The Critical Health+Social Ecology Lab held its first-ever Food x Housing conference on Saturday, April 18. It was organized by associate professor of psychology Shellae Versey, Ph.D., and Henry Obispo, leader at ReBORN Farms in food activism and food sovereignty. The conference had two sessions: the first one centered around discussions on how New Yorkers can achieve food sovereignty, and the second examined housing justice and held a film screening.
To open up the conference, Versey presented her Black Farms Project, which highlighted how oppressive social systems and practices, such as food deserts and local retail buying fruits and vegetables in bulk, restrict food access to lower-income people of color. To combat inaccessible food, she said that Black farmers are needed and should be properly supported, as they understand the needs of the people in these lower-income communities.
While Versey acknowledged that getting more Black farmers will take time, she suggested that people should grow food in their homes, which will allow people to take action on the food they are consuming. In an email to The Ram, Versey detailed the importance of this event to the Fordham student body.
“[The event helps] to raise awareness about conditions and systems that impact everyday New Yorkers … Housing instability is at an all-time high in the city, and across the US, nearly 20% of college students experience food insecurity,” she said. “These rates are typically higher for Black and Brown students.”
The next aspect of the conference was a presentation on AgriShare, an app and website platform where users can find local farms and growing spaces in New York City. It was developed by Angela C. B. Trude, assistant professor and director of New York University’s Food and Nutrition Ph.D. Program, Ciara Sidell and Will Thompson. During the demonstration, audience members used the app and tested its features such as the map filter, entering data on new farming areas and customizable avatars.
Obispo then took charge of the following section of the conference, holding a discussion with local activists surrounding the challenges they face regarding food sovereignty.

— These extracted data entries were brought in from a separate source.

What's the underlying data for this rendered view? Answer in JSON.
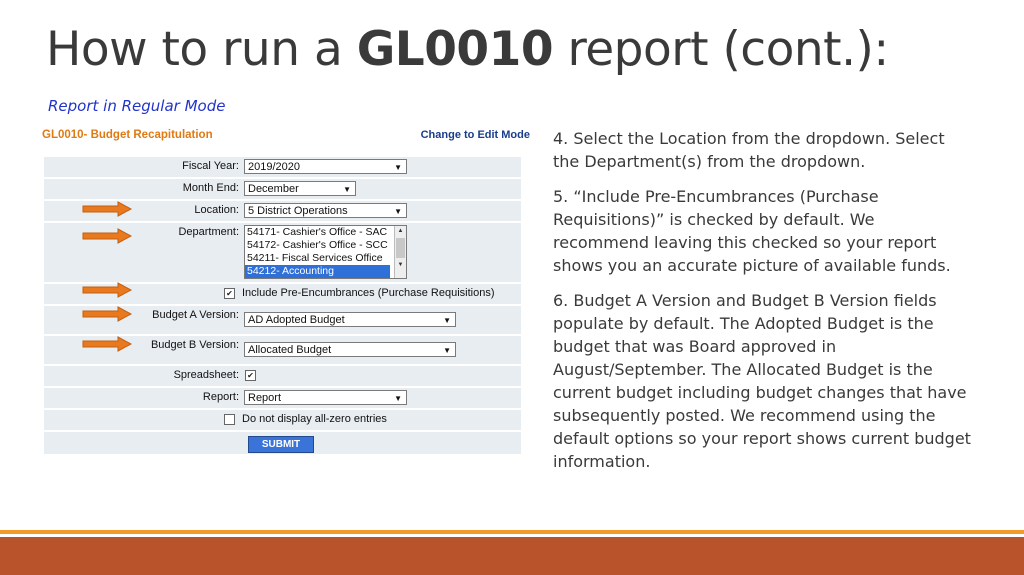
{
  "slide": {
    "title_prefix": "How to run a ",
    "title_bold": "GL0010",
    "title_suffix": " report (cont.):",
    "subtitle": "Report in Regular Mode"
  },
  "form": {
    "title": "GL0010- Budget Recapitulation",
    "edit_link": "Change to Edit Mode",
    "fiscal_year": {
      "label": "Fiscal Year:",
      "value": "2019/2020"
    },
    "month_end": {
      "label": "Month End:",
      "value": "December"
    },
    "location": {
      "label": "Location:",
      "value": "5 District Operations"
    },
    "department": {
      "label": "Department:",
      "options": [
        "54171- Cashier's Office - SAC",
        "54172- Cashier's Office - SCC",
        "54211- Fiscal Services Office",
        "54212- Accounting"
      ],
      "selected_index": 3
    },
    "pre_encumbrances": {
      "label": "Include Pre-Encumbrances (Purchase Requisitions)",
      "checked": true
    },
    "budget_a": {
      "label": "Budget A Version:",
      "value": "AD Adopted Budget"
    },
    "budget_b": {
      "label": "Budget B Version:",
      "value": "Allocated Budget"
    },
    "spreadsheet": {
      "label": "Spreadsheet:",
      "checked": true
    },
    "report": {
      "label": "Report:",
      "value": "Report"
    },
    "zero_entries": {
      "label": "Do not display all-zero entries",
      "checked": false
    },
    "submit_label": "SUBMIT"
  },
  "steps": [
    "4. Select the Location from the dropdown. Select the Department(s) from the dropdown.",
    "5. “Include Pre-Encumbrances (Purchase Requisitions)” is checked by default. We recommend leaving this checked so your report shows you an accurate picture of available funds.",
    "6. Budget A Version and Budget B Version fields populate by default.  The Adopted Budget is the budget that was Board approved in August/September.  The Allocated Budget is the current budget including budget changes that have subsequently posted.  We recommend using the default options so your report shows current budget information."
  ],
  "icons": {
    "check": "✔",
    "caret": "▼",
    "arrow": "orange-right-arrow"
  },
  "colors": {
    "accent_orange": "#f29b2b",
    "footer": "#b9532b",
    "arrow": "#e8791f",
    "link_blue": "#2233cc"
  }
}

“Coming from the Caribbean, you can see that we’re very land-rich and natural resource-rich,” Obispo said in his opening remarks at the panel. “There’s this idea of land-rich and cash-poor, we’ve been fooled that the land actually isn’t that rich … Food sovereignty asks us ‘who controls the land? Who controls the production? Who controls the distribution?’”
The featured panelists included Eloísa Trinidad from the Chili on Wheels Project and Jenna Rice from the Corbin Hill Project. Rice and Trinidad were asked how to identify communities in which people don’t have control over their food. Trinidad said it is the lack of choice people had in the food they eat; Rice responded similarly that retailers buy in bulk due to it being cheaper and lower quality.

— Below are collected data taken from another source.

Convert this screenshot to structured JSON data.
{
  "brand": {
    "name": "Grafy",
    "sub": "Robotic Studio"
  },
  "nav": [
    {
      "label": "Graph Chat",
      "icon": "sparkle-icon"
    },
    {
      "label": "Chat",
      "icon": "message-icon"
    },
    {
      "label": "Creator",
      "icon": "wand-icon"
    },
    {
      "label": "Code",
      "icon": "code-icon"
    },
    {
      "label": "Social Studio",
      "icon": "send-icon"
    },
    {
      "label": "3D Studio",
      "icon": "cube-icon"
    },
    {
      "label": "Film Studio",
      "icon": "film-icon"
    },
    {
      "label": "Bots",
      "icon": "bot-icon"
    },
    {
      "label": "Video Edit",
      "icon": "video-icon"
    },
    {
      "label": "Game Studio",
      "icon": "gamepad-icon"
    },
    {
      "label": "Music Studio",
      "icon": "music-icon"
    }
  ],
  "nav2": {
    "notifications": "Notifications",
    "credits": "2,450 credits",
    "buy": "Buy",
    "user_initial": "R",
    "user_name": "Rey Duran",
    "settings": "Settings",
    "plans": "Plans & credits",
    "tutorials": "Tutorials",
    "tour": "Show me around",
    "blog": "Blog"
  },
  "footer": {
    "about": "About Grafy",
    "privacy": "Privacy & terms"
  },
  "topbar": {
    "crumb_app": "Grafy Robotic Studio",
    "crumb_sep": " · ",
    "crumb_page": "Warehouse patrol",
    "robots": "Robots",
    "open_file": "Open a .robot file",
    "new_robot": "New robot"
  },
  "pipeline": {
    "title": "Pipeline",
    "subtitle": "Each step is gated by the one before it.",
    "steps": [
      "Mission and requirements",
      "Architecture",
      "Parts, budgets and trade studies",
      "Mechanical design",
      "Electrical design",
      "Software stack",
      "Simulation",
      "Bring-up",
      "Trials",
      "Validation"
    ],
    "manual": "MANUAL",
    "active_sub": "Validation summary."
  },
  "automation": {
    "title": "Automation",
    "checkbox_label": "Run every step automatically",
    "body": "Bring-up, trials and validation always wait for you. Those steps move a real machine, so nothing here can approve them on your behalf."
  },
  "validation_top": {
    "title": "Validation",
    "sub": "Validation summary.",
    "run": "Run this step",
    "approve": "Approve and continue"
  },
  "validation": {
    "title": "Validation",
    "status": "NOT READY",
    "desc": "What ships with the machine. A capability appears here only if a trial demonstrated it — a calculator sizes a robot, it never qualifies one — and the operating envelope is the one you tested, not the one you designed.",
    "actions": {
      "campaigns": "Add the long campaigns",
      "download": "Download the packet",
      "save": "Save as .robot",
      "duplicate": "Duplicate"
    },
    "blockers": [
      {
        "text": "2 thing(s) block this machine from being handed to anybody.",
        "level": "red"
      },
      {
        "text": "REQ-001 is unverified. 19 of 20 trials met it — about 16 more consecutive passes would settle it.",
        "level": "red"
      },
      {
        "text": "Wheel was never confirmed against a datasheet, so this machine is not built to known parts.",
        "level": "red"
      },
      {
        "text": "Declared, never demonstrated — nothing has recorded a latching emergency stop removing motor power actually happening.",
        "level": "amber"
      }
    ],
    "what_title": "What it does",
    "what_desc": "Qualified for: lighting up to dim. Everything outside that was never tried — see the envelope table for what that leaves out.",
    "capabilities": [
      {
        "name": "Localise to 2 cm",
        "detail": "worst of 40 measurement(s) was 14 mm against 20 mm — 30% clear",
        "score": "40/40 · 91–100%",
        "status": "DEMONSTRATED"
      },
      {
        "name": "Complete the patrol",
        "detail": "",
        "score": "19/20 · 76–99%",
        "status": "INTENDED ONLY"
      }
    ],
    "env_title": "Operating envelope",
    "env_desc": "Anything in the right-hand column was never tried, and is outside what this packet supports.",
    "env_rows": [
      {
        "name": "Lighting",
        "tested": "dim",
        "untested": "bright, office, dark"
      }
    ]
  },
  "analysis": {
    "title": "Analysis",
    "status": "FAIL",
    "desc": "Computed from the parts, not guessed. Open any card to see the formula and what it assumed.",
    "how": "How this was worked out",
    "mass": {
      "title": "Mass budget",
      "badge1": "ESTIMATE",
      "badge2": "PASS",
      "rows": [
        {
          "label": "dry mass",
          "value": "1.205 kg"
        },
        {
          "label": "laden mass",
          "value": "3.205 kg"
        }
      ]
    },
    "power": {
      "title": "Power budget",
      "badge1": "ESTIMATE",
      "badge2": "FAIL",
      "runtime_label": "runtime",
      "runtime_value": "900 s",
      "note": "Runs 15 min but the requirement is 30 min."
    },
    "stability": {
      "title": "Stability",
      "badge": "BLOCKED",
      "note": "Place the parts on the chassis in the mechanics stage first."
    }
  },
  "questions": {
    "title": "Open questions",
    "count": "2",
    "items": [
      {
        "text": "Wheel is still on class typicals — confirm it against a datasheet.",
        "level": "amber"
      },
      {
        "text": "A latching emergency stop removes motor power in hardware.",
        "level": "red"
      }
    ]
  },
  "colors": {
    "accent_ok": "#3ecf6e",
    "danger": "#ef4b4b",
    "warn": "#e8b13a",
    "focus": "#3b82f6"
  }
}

The second half of the conference commenced with a screening of “Emergent City,” directed by Kelly Anderson, a film and media studies professor at Hunter College. The documentary explored how residents of Sunset Park, a neighborhood with a history of environmental racism, faced rising rents and what that meant for the neighborhood moving forward.
After the screening, Anderson hosted a “talk-back” with Michael Partis, executive director of the Red Hook Initiative and Rob Robinson, adjunct professor of urbanism in the Design and Urban Ecology program at Parsons School of Design at the New School. The talk-back explored ideas of housing justice and food sovereignty, and their intersections.
Robinson drew on the power of local governance to combat food sovereignty and housing justice.
“When we organize our local governments, to state to federal governments and let them know governments must abide by the Universal Declaration of Human Rights, the founding document of the United Nations, which Eleanor Roosevelt helped draft,” he said. “It has been a strong ground-up grassroots movement to make this movement happen.”
Partis also emphasized the great importance of grassroots organizing and ensuring your day-to-day service workers are on board with organizing for better housing and food security.
The event ended with Versey thanking the audience for coming to the event and briefly recapping the mission.
“To bring together [such] a diverse audience — tenant organizers, urban growers, researchers, filmmakers, policy practitioners and people with lived experiences to connect the dots of inequality,” Versey said. “This intentional diversification of the audience is necessary since the solutions, like the problems, are connected.”